The same ethos guided other firms dealing with neighboring portions of the waterfront. "All the [different firms’] solutions dealt with making a more absorptive edge to create a buffer for low-lying land, and also thinking about new ways of inhabiting the water’s edge," notes Marc Tsurumaki, AIA, and a principal in Lewis Tsurumaki Lewis Architects (LTL). LTL dealt with a western portion of New York harbor, including Liberty and Ellis Islands and Liberty State Park in the Jersey City, N.J., waterfront. Jersey City experienced severe flooding, and it is entirely possible that LTL's proposal would have lessened it. Liberty State Park is, like Battery Park City, a flat area of landfill.

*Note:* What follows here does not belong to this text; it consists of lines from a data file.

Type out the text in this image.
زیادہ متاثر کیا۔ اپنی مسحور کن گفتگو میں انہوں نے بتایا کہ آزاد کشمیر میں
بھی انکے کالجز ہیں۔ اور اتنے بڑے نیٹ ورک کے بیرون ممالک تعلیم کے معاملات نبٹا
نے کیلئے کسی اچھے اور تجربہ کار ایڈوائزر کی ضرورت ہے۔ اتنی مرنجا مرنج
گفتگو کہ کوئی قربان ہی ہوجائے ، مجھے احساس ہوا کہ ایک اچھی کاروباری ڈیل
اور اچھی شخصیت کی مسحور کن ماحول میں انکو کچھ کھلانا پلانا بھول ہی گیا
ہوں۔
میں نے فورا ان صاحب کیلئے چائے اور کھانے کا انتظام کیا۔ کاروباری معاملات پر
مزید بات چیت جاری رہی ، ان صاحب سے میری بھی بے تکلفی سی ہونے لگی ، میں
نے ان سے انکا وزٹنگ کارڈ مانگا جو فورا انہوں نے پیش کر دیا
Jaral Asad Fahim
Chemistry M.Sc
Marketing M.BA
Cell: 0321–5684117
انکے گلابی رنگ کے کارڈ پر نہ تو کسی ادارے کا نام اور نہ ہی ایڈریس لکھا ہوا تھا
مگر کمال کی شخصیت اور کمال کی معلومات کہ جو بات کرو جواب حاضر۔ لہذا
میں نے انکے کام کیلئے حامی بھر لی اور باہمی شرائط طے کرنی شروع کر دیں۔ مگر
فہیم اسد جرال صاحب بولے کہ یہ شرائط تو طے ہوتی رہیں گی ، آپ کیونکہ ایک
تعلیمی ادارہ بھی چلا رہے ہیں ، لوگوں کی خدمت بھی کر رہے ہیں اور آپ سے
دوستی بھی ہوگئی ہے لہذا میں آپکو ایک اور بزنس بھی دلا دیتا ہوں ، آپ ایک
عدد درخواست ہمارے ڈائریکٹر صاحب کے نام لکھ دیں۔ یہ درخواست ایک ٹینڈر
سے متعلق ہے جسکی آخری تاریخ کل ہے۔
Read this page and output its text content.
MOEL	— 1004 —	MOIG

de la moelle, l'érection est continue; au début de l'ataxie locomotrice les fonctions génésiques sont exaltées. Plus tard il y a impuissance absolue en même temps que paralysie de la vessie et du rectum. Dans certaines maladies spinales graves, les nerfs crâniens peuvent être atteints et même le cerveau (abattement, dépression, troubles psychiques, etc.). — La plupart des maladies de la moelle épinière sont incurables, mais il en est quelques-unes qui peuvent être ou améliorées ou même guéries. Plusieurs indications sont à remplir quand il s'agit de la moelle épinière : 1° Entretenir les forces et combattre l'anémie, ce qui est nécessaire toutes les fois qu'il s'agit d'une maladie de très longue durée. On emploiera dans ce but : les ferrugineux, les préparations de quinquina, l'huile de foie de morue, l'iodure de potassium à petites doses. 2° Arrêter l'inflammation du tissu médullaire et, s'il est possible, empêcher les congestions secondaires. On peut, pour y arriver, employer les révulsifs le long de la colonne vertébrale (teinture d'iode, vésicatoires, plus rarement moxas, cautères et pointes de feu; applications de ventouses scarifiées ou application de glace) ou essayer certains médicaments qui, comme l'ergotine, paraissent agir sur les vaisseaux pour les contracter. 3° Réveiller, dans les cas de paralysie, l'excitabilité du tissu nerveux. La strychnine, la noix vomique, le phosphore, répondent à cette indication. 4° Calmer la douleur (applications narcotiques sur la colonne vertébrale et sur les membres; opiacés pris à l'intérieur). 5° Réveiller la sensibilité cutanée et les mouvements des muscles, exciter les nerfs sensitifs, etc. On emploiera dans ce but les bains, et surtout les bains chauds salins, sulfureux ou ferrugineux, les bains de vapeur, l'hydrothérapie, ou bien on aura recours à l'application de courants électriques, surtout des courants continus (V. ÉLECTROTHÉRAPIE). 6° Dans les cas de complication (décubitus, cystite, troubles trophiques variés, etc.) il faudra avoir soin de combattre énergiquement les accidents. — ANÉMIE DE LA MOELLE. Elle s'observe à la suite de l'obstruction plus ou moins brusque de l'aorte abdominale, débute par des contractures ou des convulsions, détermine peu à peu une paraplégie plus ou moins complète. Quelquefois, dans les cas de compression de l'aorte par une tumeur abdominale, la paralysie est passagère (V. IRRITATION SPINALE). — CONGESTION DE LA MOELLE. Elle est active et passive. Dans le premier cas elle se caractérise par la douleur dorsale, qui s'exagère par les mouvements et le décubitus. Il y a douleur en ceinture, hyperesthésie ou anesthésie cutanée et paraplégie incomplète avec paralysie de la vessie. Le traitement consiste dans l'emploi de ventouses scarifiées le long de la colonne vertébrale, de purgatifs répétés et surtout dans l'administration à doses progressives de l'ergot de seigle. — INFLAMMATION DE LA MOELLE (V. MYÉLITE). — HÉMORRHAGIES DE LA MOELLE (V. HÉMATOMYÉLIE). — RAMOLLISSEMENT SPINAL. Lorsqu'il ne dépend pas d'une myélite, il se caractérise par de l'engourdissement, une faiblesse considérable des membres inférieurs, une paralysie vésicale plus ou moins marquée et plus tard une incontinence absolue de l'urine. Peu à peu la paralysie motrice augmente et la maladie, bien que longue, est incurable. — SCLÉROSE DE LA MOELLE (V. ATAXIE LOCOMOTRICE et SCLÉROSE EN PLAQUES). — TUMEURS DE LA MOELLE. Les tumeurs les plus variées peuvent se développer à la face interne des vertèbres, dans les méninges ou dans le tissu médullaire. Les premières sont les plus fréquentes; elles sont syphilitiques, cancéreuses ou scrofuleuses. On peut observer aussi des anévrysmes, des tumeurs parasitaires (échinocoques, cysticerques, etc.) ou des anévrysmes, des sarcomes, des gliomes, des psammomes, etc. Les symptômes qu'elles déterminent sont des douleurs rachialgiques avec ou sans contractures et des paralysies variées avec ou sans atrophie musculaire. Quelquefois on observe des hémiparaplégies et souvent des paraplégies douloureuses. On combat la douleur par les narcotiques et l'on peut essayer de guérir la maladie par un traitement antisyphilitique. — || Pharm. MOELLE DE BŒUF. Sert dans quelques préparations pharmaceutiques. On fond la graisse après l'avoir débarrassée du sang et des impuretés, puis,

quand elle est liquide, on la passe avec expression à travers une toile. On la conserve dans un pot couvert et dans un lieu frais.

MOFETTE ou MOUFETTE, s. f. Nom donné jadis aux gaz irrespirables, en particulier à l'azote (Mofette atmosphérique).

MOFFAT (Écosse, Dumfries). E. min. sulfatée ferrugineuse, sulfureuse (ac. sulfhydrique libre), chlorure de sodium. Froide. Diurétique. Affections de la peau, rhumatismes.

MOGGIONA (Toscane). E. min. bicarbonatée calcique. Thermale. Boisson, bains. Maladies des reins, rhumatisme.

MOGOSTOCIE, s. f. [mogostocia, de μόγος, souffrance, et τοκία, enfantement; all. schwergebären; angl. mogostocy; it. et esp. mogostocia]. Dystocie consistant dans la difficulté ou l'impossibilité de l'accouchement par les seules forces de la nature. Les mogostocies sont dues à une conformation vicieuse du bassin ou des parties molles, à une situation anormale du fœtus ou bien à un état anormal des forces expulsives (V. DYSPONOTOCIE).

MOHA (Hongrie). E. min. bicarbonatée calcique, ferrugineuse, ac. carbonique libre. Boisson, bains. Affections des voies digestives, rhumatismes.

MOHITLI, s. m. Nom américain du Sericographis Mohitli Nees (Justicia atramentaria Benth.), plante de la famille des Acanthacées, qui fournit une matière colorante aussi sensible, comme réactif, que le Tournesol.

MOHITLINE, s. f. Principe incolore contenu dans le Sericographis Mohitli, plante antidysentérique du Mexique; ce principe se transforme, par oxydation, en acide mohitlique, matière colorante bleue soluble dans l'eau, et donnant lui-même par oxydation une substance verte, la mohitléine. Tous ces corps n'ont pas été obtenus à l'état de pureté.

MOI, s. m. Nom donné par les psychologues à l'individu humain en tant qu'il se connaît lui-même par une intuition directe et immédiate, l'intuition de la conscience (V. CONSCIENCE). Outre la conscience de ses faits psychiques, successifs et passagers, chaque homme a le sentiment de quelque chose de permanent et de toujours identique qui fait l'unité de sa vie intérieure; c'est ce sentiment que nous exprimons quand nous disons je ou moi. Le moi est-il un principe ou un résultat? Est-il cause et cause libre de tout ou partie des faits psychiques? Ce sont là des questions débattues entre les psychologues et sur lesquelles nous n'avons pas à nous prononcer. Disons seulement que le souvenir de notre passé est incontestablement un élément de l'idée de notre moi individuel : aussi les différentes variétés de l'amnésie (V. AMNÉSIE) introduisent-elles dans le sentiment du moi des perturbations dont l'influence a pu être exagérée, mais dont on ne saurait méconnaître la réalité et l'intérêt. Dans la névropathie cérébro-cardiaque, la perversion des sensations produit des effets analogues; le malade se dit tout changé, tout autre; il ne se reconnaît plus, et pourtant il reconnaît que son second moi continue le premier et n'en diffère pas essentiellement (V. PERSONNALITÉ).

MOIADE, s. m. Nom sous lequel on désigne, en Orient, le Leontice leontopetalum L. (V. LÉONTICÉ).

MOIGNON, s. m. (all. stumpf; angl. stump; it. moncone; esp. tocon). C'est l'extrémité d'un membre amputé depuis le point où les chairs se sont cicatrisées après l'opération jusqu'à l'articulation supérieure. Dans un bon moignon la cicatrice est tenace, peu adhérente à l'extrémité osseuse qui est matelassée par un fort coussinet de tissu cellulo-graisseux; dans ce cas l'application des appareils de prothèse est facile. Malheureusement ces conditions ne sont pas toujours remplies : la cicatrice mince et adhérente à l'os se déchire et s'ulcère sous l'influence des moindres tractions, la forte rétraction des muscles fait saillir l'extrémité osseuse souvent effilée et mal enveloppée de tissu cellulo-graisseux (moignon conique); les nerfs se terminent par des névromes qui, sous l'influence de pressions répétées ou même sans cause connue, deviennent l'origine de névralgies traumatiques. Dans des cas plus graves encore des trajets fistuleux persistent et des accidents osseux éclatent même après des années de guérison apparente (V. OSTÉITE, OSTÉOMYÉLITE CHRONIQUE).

LTL proposed to transfer the landfill mass so that, instead of being flat and presenting a linear face to the water, it would have higher ground and jagged edges that would reduce the velocity of a storm surge. "Our solution was to stretch the edge back into the site," Tsurumaki says. "We'd allow the harbor back into site and elongate the coastline, making it from its current 10 miles long to about 40 miles by stretching it into a series of channels and landscaped tiers, stretching back into a more complex shape. That would magnify the surface area of contact for land and water which is one of the major buffers [against flooding]."

Another firm, nArchitects, took a similar, albeit more dramatic, approach to their section of the coastline, in southwestern Brooklyn and around Staten Island. "Instead of building gates and running for the hills, we asked, 'How do we make it livable, resilient, ecological?' " says Eric Bunge, AIA, a principal at the firm. For inspiration, they looked abroad to places that have been living with a high risk of flooding for centuries, such as Holland and Japan.

Using a technology that has been successfully deployed in those countries, nArchitects would deploy inflatable barriers. "They would have slowed the storm surge [in Sandy]," says Bunge. "They are intended for surges of up to 20 feet and this was 14 feet." The firm recommended constructing mini-islands around the coastline that would attract sediment to create a more natural barrier as well. In their most daring proposition—some might say far-fetched—nARCHITECTS suggested that New York’s zoning code only allow buildings that hang from bridge-like superstructures, anywhere below 20 feet above mean sea-level.

Yet it would have seemed just as proposterous to suggest that whole parts of Manhattan would be dark or under water after a storm, before the arrival of Sandy. This storm is unlikely to be the last that poses this level of threat to New York. The vision that "Rising Currents" presented for New York is one in which architects take some of the latest and most prominent conceptual innovations from the field—resilience and adaptivity being the big ones—and apply them to the task of safeguarding New York. If this exhibit is any indication, New York won't be adopting a levee system like the one that failed in New Orleans after Hurricane Katrina.

"Those big engineering projects can fail," Bunge says. "Will ours work as well [as a levee] every time? Maybe not; it will get a little wet, but it will get people to think about [the water] in a new way."